Estrogen is known to produce a great variety of immunological defects, and DHEA, apparently by its balancing and restorative actions, is able to correct some of those immunological defects, including some "autoimmune" diseases.
It is established that DHEA protects against cancer, but it isn't yet understood how it does this. It appears to protect against the toxic cancer-producing effects of excess estrogen, but its anti-cancer properties probably involve many other functions.
Diabetes can be produced experimentally by certain poisons which kill the insulin-producing cells in the pancreas. Rabbits were experimentally made diabetic, and when treated with DHEA their diabetes was cured. It was found that the insulin-producing cells had regenerated. Many people with diabetes have used brewer's yeast and DHEA to improve their sugar metabolism. In diabetes, very little sugar enters the cells, so fatigue is a problem. DHEA stimulates cells to absorb sugar and to burn it, so it increases our general energy level and helps to prevent obesity.

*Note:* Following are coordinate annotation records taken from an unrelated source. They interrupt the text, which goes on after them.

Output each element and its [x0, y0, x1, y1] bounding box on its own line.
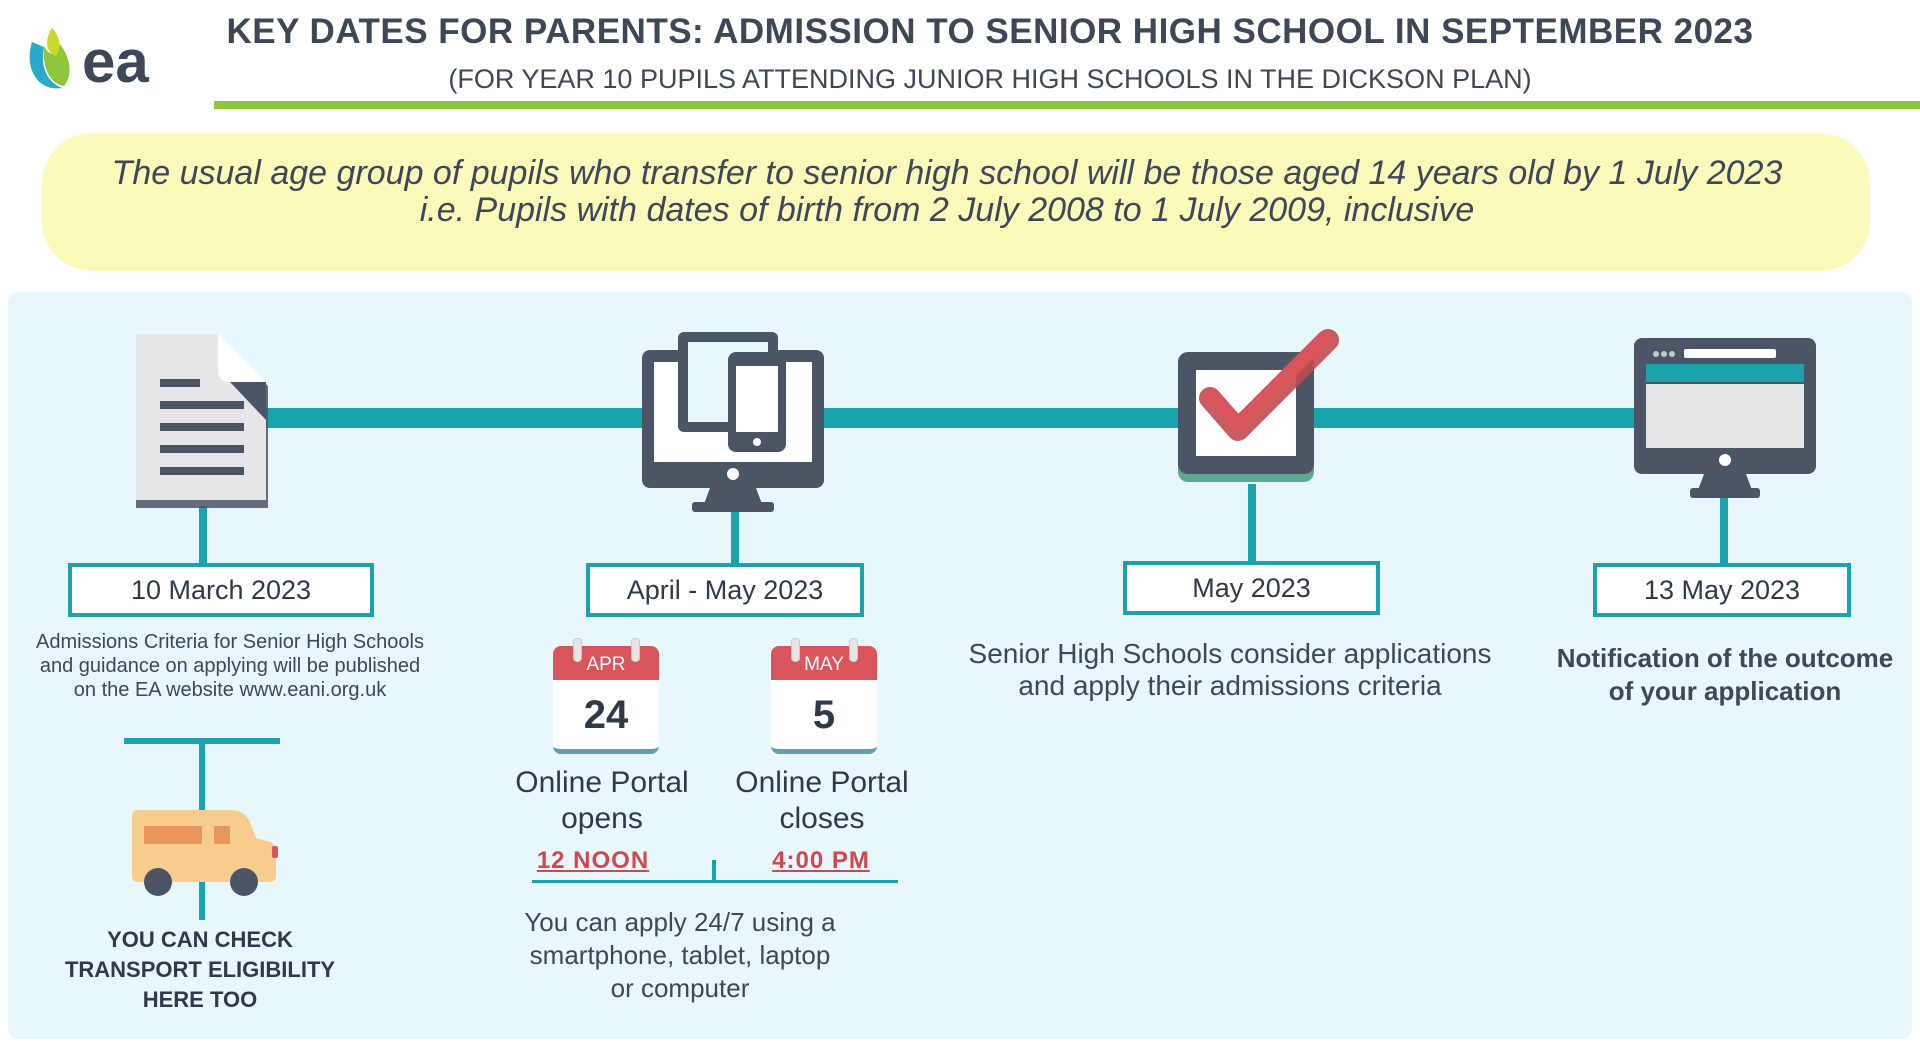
calendar-ring	[849, 638, 858, 662]
transport-line-2: TRANSPORT ELIGIBILITY	[64, 957, 336, 982]
connector-1	[199, 506, 207, 564]
calendar-open-month: APR	[553, 646, 659, 680]
transport-line-3: HERE TOO	[142, 987, 258, 1012]
step-1-line-1: Admissions Criteria for Senior High Schools	[36, 631, 424, 653]
calendar-ring	[791, 638, 800, 662]
portal-open-line-2: opens	[561, 802, 643, 835]
portal-close-time: 4:00 PM	[772, 847, 870, 874]
apply-note-line-1: You can apply 24/7 using a	[524, 907, 836, 937]
calendar-close-icon	[771, 646, 877, 758]
apply-note	[510, 906, 850, 1005]
calendar-open-day: 24	[553, 680, 659, 754]
date-box-4: 13 May 2023	[1593, 563, 1851, 617]
portal-close-line-2: closes	[779, 802, 865, 835]
portal-close-line-1: Online Portal	[735, 766, 909, 799]
connector-4	[1720, 494, 1728, 564]
step-4-line-1: Notification of the outcome	[1556, 643, 1894, 673]
checkbox-icon	[1178, 338, 1328, 482]
apply-note-line-3: or computer	[610, 973, 750, 1003]
portal-open-line-1: Online Portal	[515, 766, 689, 799]
calendar-open-icon	[553, 646, 659, 758]
step-1-line-3: on the EA website www.eani.org.uk	[73, 679, 387, 701]
age-banner-line-1: The usual age group of pupils who transfer to senior high school will be those aged 14 years old by 1 July 2023	[111, 154, 1783, 192]
age-banner-line-2: i.e. Pupils with dates of birth from 2 July 2008 to 1 July 2009, inclusive	[419, 191, 1475, 229]
timeline-line	[240, 408, 1680, 428]
portal-time-tick	[712, 860, 716, 882]
page-title: KEY DATES FOR PARENTS: ADMISSION TO SENIOR HIGH SCHOOL IN SEPTEMBER 2023	[226, 12, 1754, 51]
monitor-browser-icon	[1634, 338, 1816, 498]
connector-2	[731, 506, 739, 564]
step-1-description	[10, 630, 450, 702]
step-3-description	[940, 638, 1520, 702]
apply-note-line-2: smartphone, tablet, laptop	[529, 940, 831, 970]
date-box-2: April - May 2023	[586, 563, 864, 617]
step-1-line-2: and guidance on applying will be published	[39, 655, 421, 677]
page-subtitle: (FOR YEAR 10 PUPILS ATTENDING JUNIOR HIGH SCHOOLS IN THE DICKSON PLAN)	[448, 64, 1532, 94]
step-3-line-1: Senior High Schools consider applications	[968, 638, 1492, 669]
logo-text: ea	[82, 28, 149, 95]
document-icon	[136, 334, 268, 508]
transport-note	[50, 925, 350, 1015]
connector-3	[1248, 484, 1256, 562]
date-box-1: 10 March 2023	[68, 563, 374, 617]
calendar-ring	[573, 638, 582, 662]
calendar-ring	[631, 638, 640, 662]
step-4-description	[1540, 642, 1910, 708]
date-box-3: May 2023	[1123, 561, 1380, 615]
portal-close-label	[722, 765, 922, 837]
portal-open-label	[502, 765, 702, 837]
portal-open-time: 12 NOON	[536, 847, 650, 874]
transport-line-1: YOU CAN CHECK	[107, 927, 293, 952]
step-4-line-2: of your application	[1608, 676, 1842, 706]
calendar-close-day: 5	[771, 680, 877, 754]
step-3-line-2: and apply their admissions criteria	[1018, 670, 1442, 701]
calendar-close-month: MAY	[771, 646, 877, 680]
devices-icon	[642, 332, 824, 512]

Young people produce about 12 to 15 milligrams of DHEA per day, and that amount decreases by about 2 mg. per day for every decade after the age of 30. This is one of the reasons that young people eat more without getting fat, and tolerate cold weather better: DHEA, like the thyroid hormone, increases our heat production and ability to burn calories. At the age of 50, about 4 mg. of DHEA per day will usually restore the level of DHEA in the blood to a youthful level. It is important to avoid taking more than needed, since some people (especially if they are deficient in progesterone, pregnenolone, or thyroid) can turn the excess into estrogen or testosterone, and large amounts of those sex hormones can disturb the function of the thymus gland and the liver.
People who have taken an excess of DHEA have been found to have abnormally high estrogen levels, and this can cause the liver to enlarge, and the thymus to shrink.
One study has found that the only hormone abnormality in a groupt of Alzheimers patients' brains was an excess of DHEA. In cell culture, DHEA can cause changes in glial cells resembling those seen in the aging brain. These observations suggest that DHEA should be used with caution. Supplements of pregnenolone and thyroid seem to be the safest way to optimize DHEA production.